В некотором царстве, в некотором государстве жил-был царь. Помер он. Остался у ево молодой, малолетний сын. Несколько времени пожили с матерью. Потом пишет из инных земель Бурзачило поганое (тоже государь), штобы выступали воевать против нево. Вот эта государыня задумалась: «Как я теперь буду? Сын ешшо в малых летах». Призывает своево сына: «Што мы теперь делать будем?» Ён был малолетней, а этакая сила была у нево богатырьская: «Надо, маминька, чево-нибудь думать! Надо коня искать и ехать!» Много было лошадей у их, но на которую сядет, всё падёт. Если палец положет, и то падёт.

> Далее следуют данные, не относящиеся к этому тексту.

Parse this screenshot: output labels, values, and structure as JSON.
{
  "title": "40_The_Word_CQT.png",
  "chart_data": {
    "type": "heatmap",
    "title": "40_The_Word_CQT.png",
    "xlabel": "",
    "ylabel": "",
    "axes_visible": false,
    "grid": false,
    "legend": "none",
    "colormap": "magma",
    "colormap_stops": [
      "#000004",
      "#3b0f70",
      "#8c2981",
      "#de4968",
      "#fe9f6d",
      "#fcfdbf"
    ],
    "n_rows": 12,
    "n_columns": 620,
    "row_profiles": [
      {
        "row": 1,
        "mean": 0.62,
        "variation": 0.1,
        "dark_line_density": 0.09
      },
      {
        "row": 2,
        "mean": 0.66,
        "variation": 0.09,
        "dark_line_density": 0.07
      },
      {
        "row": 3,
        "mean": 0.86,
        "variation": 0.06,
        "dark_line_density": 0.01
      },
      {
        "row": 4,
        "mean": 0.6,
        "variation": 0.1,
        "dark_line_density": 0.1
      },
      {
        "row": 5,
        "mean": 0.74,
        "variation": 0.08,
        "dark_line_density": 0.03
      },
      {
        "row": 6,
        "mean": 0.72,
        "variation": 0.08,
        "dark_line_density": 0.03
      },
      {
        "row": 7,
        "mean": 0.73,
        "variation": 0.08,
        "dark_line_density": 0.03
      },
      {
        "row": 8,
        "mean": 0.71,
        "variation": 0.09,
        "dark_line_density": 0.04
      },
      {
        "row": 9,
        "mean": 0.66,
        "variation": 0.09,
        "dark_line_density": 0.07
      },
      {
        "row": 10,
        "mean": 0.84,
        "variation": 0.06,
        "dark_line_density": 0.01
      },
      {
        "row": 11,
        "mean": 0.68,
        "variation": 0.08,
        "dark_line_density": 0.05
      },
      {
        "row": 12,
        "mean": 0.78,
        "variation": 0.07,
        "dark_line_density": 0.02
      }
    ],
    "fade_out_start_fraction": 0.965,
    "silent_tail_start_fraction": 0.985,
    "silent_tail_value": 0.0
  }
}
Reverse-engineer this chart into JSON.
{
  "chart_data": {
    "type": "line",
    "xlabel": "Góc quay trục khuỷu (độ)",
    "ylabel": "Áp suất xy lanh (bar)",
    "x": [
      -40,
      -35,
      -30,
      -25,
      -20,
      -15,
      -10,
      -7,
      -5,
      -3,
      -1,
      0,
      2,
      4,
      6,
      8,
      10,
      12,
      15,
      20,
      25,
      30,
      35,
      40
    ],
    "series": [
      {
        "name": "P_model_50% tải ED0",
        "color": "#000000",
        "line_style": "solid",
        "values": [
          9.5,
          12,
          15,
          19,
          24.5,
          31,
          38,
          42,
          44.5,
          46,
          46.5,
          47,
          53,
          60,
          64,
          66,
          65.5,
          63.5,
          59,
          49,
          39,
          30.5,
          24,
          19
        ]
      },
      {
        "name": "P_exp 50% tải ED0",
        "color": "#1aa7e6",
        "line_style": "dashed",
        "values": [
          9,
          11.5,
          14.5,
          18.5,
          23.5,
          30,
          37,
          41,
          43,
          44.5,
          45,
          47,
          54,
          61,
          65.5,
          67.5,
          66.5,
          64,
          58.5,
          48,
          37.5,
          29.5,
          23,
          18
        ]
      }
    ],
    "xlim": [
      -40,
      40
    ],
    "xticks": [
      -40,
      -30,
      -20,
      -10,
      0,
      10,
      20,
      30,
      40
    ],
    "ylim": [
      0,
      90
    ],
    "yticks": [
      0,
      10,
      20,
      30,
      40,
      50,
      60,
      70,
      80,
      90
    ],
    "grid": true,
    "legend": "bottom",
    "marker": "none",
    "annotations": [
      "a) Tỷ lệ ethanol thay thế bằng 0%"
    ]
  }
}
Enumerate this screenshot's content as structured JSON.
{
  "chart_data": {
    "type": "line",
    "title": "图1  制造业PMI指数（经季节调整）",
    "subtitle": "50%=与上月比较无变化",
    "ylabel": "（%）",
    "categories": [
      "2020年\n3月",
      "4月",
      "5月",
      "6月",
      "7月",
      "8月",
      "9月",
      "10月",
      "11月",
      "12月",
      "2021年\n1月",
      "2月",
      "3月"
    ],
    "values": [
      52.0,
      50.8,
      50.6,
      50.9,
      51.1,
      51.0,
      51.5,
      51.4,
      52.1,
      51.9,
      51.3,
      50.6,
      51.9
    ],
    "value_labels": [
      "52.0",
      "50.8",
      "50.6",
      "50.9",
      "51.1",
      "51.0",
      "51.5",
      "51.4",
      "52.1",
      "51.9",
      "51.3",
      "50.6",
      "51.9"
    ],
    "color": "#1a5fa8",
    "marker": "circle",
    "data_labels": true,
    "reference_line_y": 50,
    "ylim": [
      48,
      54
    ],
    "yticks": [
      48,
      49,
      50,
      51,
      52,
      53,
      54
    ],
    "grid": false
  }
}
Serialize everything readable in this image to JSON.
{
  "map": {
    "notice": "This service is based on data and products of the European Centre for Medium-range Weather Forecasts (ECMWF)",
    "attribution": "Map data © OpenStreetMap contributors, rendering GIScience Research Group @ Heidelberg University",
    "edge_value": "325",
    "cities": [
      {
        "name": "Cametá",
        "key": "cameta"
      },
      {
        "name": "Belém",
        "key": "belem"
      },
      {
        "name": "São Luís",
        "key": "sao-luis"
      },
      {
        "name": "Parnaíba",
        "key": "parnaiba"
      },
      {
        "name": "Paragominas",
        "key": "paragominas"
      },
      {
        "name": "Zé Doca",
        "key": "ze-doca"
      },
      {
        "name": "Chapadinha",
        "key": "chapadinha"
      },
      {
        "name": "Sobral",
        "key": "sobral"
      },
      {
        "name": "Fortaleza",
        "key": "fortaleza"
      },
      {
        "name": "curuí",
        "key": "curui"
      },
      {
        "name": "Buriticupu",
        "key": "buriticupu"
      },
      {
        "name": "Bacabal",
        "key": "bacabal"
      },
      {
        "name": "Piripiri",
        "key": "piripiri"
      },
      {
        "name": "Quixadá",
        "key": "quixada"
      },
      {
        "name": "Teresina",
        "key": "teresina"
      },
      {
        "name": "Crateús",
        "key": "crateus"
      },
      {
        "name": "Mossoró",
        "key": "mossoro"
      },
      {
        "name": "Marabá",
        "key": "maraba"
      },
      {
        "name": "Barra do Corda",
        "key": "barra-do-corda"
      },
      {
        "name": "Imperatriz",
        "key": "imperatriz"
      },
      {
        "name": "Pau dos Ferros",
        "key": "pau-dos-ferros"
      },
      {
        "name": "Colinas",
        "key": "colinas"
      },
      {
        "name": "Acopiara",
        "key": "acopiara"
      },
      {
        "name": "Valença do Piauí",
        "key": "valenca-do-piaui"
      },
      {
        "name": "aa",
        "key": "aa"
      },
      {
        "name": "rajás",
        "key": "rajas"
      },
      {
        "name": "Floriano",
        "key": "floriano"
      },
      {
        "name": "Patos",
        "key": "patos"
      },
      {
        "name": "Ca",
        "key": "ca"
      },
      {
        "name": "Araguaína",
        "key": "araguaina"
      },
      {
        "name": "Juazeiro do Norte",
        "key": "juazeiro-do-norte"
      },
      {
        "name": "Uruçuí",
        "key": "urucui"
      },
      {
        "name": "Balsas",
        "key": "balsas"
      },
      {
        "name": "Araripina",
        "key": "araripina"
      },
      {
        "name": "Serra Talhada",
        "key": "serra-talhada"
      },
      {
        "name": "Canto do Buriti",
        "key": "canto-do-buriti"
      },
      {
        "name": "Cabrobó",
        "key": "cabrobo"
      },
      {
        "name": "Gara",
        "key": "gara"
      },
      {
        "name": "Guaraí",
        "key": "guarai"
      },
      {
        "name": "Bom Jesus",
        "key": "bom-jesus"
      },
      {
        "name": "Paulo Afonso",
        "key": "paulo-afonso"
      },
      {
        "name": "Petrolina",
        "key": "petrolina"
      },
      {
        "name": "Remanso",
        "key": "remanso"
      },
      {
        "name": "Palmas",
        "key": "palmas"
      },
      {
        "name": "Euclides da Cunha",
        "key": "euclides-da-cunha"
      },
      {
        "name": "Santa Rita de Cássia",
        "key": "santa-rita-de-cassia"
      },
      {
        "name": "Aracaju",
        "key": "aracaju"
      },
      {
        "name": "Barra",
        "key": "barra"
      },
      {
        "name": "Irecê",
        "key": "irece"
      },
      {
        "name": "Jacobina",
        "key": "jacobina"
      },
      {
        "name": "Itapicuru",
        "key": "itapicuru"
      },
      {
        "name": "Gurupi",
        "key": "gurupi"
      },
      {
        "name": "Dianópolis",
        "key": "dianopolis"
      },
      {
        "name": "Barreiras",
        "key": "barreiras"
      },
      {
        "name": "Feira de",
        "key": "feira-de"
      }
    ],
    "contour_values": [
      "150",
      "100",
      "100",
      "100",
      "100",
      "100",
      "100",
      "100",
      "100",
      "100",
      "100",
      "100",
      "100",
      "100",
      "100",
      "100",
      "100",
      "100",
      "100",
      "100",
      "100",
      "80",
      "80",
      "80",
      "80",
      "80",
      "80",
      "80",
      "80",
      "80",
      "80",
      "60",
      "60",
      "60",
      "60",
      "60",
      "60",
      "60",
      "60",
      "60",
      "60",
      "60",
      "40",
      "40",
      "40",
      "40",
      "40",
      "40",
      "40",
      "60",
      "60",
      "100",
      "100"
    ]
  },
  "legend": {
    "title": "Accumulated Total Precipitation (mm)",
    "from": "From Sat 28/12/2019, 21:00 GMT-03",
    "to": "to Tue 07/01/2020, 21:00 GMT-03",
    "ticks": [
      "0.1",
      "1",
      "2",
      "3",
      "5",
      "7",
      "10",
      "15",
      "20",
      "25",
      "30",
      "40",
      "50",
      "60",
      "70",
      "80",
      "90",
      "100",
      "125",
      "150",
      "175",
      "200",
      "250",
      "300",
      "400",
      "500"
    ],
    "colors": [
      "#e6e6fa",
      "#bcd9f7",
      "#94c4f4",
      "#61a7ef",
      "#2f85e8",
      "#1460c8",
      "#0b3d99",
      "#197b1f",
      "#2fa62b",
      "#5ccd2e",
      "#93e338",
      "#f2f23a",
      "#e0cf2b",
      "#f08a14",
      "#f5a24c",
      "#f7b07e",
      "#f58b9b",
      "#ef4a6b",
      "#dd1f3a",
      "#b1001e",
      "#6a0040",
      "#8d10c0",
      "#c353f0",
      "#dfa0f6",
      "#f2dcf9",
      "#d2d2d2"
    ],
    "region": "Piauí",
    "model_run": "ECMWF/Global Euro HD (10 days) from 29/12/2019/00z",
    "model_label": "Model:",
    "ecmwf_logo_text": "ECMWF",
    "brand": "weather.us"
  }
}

Вот идёт по городу, задумалсы, не знает, што сделать. Попадает ему старуха на стречу. Эта старуха видит, што Иван-царевиць пецяльной, ёна и спрашивает: «О цём, Иван-царевиць, задумалсе?» Он и говорит: «Эх, старая ведьма, где же тебе про царьскую думу знать!» Вот несколько места поотошёл, да одумалсе: «Эх, напрасно я так сказал старухе-то!» Вот и воротилсы к ей. «Постой-ко, бабушка», — говорит. Эта старуха остановилась. «Вот, бабушка, о чём я задумалсе: надо ехать воевать, а я не могу коня найти по своёй силе!» Эта старуха и говорит: «Ох, Иван-царевиць, о каких пустяках сумлеваетесь! Выйди в зелёный сад да крикни по-молодецки, да свисни по-богатырски, тебе и подаст голос конь. Ешшо вашего дедушка, в земляной конюшне стоит, по колено уж ево земли съидено там». Вот ён приходит домой и рассказал своей матере, што ему говорила старуха. Мать и говорит: «Ну, дитя, слава Богу, што сказала старуха! Пойди с Богом!» Ён вышел в зелёный сад, крикнул по-молодецки, свиснул по-богатырски, конь услышал ево голос и подал свой голос. Ён услышал, в какой стороне конь загорготал. Иван-царевиць дошел и видит — шшыт в землю; этот шшыт открыл и туды спустилсы немножко по лестнице. Этот конь на двенадцати цепях железных привязан и так тошно, как старуха говорила, по колено съедено земли. Вот ён увидел этово богатыря, все двенадцать цепей сорвал. Это Иван-царевиць вывел ево из этой конюшни. «Ну, говорит, доброй конь, послужи так мне, как служил дедушку!» Ён и сговорил целовецеским голосом: «Ну, Иван-царевиць, я очень истошшал; спусти меня погулять на семеро сутки в зелёные луга и на шелковые травы! А ты в то время на меня золотое седло изладь!»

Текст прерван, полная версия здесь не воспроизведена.